Single by Bob Seger & The Silver Bullet Band

from the album Night Moves
- B-side: "The Fire Down Below" (US); "Ship of Fools" (UK);
- Released: June 1977
- Genre: Heartland rock
- Length: 3:52 (album version) 3:27 (single version)
- Label: Capitol
- Songwriter: Bob Seger
- Producers: Bob Seger, Punch Andrews

Bob Seger & The Silver Bullet Band singles chronology
| "Mainstreet" (1977) | "Rock and Roll Never Forgets" (1977) | "Still the Same" (1978) |

= Rock and Roll Never Forgets =

"Rock and Roll Never Forgets" is a song written by American singer-songwriter Bob Seger. The song first appeared as the opening track on Seger's ninth studio album Night Moves (1976). The song was released in early 1977 as the third and final single from the album. The song peaked at No. 41 on the Billboard Hot 100, charting less successfully than the previous two singles. Nevertheless, "Rock and Roll Never Forgets" remains popular with Seger fans, and has become a staple of classic rock radio.

==Background==
According to Seger, he wrote this song after attending a high school reunion. "I wanted to just write an honest appraisal of where I was at that moment in time," he said. "I was 31 years old and I was damn glad to be here." The song is accompanied by a mid-tempo sound and Seger's signature raspy vocals.

Seger expanded:
A song like "Rock 'n' Roll Never Forgets" is just slammin’. When we play that song live people go nuts. At that point in my life I was 31 years old. And the first 10 or 11 years in my career I was making six, eight grand a year and just doin’ it because I loved the music.

So I’m writing for Night Moves and I just felt grateful; here I am and I’m starting to make it. You know, rock ’n’ roll never forgets. You build up goodwill over 10 years and you set the stage. "Rock 'n' Roll Never Forgets" is a grateful song. I’m grateful to all the people I played for in those small clubs, on the top of cafeteria tables, in gymnasiums and in hockey rinks. Suddenly all those people came out and bought my records and said: “I remember him. I saw him at the high school or hockey rink.”

The song is about aging and the ongoing power of rock music.
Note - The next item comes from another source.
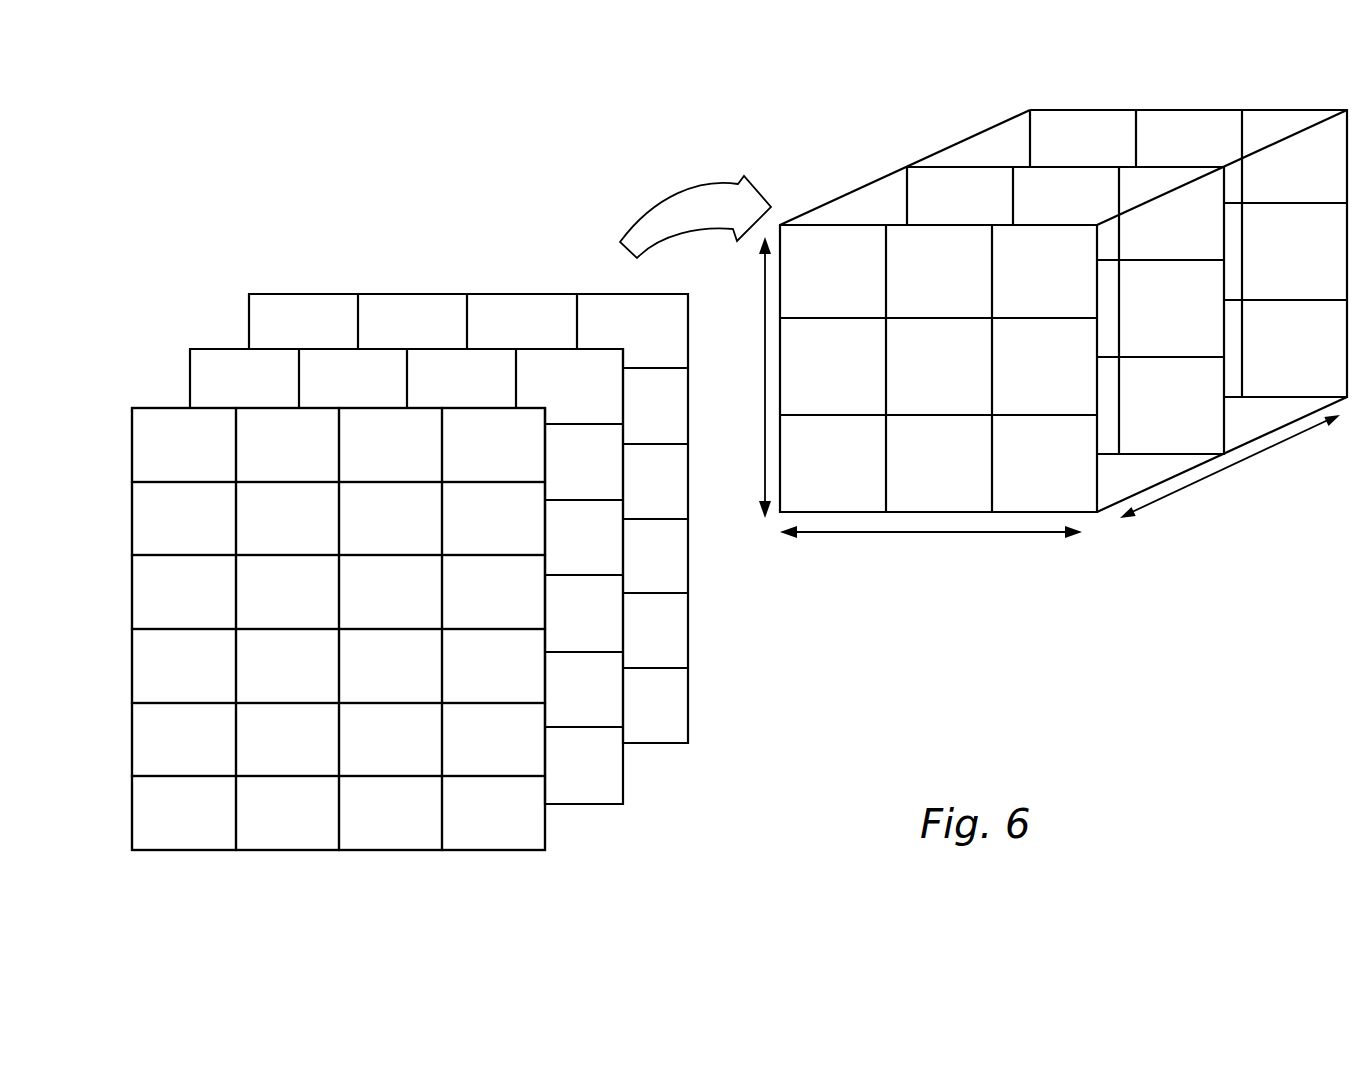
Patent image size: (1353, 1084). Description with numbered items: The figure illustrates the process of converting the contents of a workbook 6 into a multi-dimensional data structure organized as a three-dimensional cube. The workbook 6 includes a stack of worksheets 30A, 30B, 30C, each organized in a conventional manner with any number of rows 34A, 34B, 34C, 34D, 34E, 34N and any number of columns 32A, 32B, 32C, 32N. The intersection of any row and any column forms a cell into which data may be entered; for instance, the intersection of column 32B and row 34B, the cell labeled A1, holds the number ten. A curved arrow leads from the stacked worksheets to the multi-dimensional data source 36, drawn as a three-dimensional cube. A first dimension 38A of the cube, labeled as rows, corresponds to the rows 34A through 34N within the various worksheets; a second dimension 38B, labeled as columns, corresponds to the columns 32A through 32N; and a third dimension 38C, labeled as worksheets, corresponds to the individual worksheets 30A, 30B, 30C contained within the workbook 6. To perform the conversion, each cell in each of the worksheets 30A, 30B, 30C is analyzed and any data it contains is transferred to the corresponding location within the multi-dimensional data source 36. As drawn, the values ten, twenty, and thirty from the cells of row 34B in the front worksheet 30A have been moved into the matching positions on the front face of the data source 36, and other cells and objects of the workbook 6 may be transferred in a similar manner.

The song advises the 31 year old listener to return to the rock 'n' roll she loved when she was 16. The song also serves as a tribute to Chuck Berry, who is mentioned in the line "Well all of Chuck's children are out there playing his licks/Get into your kicks/Come back baby rock and roll never forgets."

==Personnel==
Credits are adapted from the liner notes of Seger's 2003 Greatest Hits 2 compilation.

- Bob Seger – lead vocals

The Silver Bullet Band
- Drew Abbott – guitar
- Chris Campbell – bass
- Charlie Allen Martin – drums
- Alto Reed – saxophone
- Robyn Robbins – piano, organ

==Reception==
Rolling Stone praised the song as "no-bullshit, horn-slathered Silver Bullet crunch with a nod to Chuck Berry (who is name-checked in the last verse) – makes the case for rock's longevity as well as the lyrics do." Billboard said that the "standard riffs played at intense energy levels by the rhythm section make an almost ironic counterpoint to the Van Morrison-type lyrics about the funky fun of the golden days of young rock music." Cash Box said that it "rocks the hardest [among the Night Moves singles], without losing the melodic and harmonic interest" and that a "really catchy intro is icing on the cake as this record builds to an exciting close with rollicking horns and a turned-on lead vocal." Record World said that "it's infectious, fast-paced rock 'n' roll with a wistful message."

Classic Rock History critic Janey Roberts rated it as Seger's sixth best song, calling it "One of the greatest album-opening rock and roll songs ever released."